Queer Food—Gender, Film, and Sexuality

Almost since film began, one function of cinematic representations of food has been as a stand-in for sex: but traditionally that has been straight sex. Whether it’s the wild banquet in 9 ½ Weeks, the chicken-eating scene in Tom Jones, the couple in Tampopo slowly and sensually passing an egg from mouth to mouth, or Tita’s cooking igniting the fires of love in others in Like Water for Chocolate, food has repeatedly represented some aspect of heterosexual passion.

But when the passions are homosexual, we observe a variety of interesting changes. This presentation, which uses a number of film clips, will explore how filmmakers use food iconography to introduce an element of campiness; demarcate characters as queer; symbolize the “health” or “perversity” of gay and lesbian relationships; and to either normalize the queer characters or position them as completely Other. Among the films we will discuss are Woman on Top, Fried Green Tomatoes, The Wedding Banquet, and Big Eden.

Thomas Piontek and Anne Bower
The Ohio State University
Piontek.1@osu.edu, bower.2@osu.edu

 

Got Milk?: Homogenization and Multi-Cultural Consumption

My paper will examine a number of contemporary women writers in relation to what I term “multi-cultural consumption”.  Authors such as Amy Tan, Bharati Mukherjee, Laura Esquival, Fannie Flagg, and Marlene Nourbese Philip variously employ images of food, eating, and cooking to examine cultural, racial, and gendered identity.  The consumption and creation of food is a simultaneously enabling and delimiting project. 

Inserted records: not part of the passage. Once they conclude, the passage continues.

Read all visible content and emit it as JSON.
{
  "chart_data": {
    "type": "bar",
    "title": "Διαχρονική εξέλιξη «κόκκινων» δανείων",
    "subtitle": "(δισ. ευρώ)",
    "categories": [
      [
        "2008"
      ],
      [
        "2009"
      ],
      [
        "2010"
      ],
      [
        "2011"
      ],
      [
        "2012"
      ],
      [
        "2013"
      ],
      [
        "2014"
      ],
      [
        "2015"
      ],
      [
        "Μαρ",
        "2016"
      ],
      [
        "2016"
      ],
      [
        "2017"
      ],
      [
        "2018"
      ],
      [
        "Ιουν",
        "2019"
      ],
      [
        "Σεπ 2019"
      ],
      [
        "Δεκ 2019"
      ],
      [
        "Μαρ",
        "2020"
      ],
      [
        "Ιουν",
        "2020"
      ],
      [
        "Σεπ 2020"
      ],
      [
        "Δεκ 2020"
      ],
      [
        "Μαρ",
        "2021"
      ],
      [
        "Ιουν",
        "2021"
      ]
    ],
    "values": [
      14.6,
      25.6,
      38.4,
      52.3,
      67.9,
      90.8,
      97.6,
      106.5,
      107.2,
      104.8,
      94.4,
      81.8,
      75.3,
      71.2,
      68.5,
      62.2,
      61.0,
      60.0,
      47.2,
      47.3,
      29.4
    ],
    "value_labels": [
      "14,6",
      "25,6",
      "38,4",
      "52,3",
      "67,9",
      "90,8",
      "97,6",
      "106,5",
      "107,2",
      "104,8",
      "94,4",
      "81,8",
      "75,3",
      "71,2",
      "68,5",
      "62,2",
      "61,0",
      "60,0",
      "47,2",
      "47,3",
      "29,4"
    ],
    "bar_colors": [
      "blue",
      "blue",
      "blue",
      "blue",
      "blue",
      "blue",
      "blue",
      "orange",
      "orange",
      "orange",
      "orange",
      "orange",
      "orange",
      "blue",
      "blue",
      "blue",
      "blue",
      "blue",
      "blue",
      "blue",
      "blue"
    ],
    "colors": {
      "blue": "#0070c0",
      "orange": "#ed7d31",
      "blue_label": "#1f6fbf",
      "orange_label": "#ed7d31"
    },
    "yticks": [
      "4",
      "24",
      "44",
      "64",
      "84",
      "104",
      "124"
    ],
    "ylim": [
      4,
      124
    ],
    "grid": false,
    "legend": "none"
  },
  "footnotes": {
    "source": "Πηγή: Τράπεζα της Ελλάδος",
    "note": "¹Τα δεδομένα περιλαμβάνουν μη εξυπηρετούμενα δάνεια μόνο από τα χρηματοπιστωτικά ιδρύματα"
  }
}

Multi-cultural consumption is thus a double-edged consumption.  On one side, characters consume, create, and resubstaniate devalued cultural heritages through the communal creation and ingestion of diverse food (from Esquival’s Mexican wedding cake to Philip’s Jamaican Burnt Sugar).  On the other, those characters deemed as inferior Others (due to race, class, gender, sexuality) are shown as vulnerable to being consumed by the machinations of the homogenizing, capitalist world (most aptly symbolized by the pervasiveness of white milk in American culture and the racially marked add campaigns that surround this food staple).  My paper will argue that multi-cultural consumption is far preferable to the ingestion of white homogeneity.

Natalie Wilson
nkwc@earthlink.net

 

Rationing, Consumption, and Morality in Muriel Spark’s Loitering with Intent

Since Muriel Spark’s Loitering with Intent takes place in post-World War II London, there are many references to rationed food throughout the novel. The restrictions on food affected everyone due to the flat-rate individual rations, and in her autobiography, Spark observes that if one “didn’t eat the whole of the allotted rations one was in trouble.” For that reason, food takes on a special significance in Loitering with Intent as the characters must decide how to distribute their rations, and given that each person gets so little food, even small gestures such as sharing a meal or inviting someone to tea can be a real sacrifice. Accordingly, my paper examines the implications of the characters’ choices regarding food and other rationed goods. For example, while Fleur Talbot (a young writer with little money) tends to use food to nurture her friends, Sir Quentin Oliver (a rich aristocrat) uses his black market delicacies and diet pills to manipulate others. Eventually, it becomes clear that each character’s treatment of food can shed light on his or her overall integrity.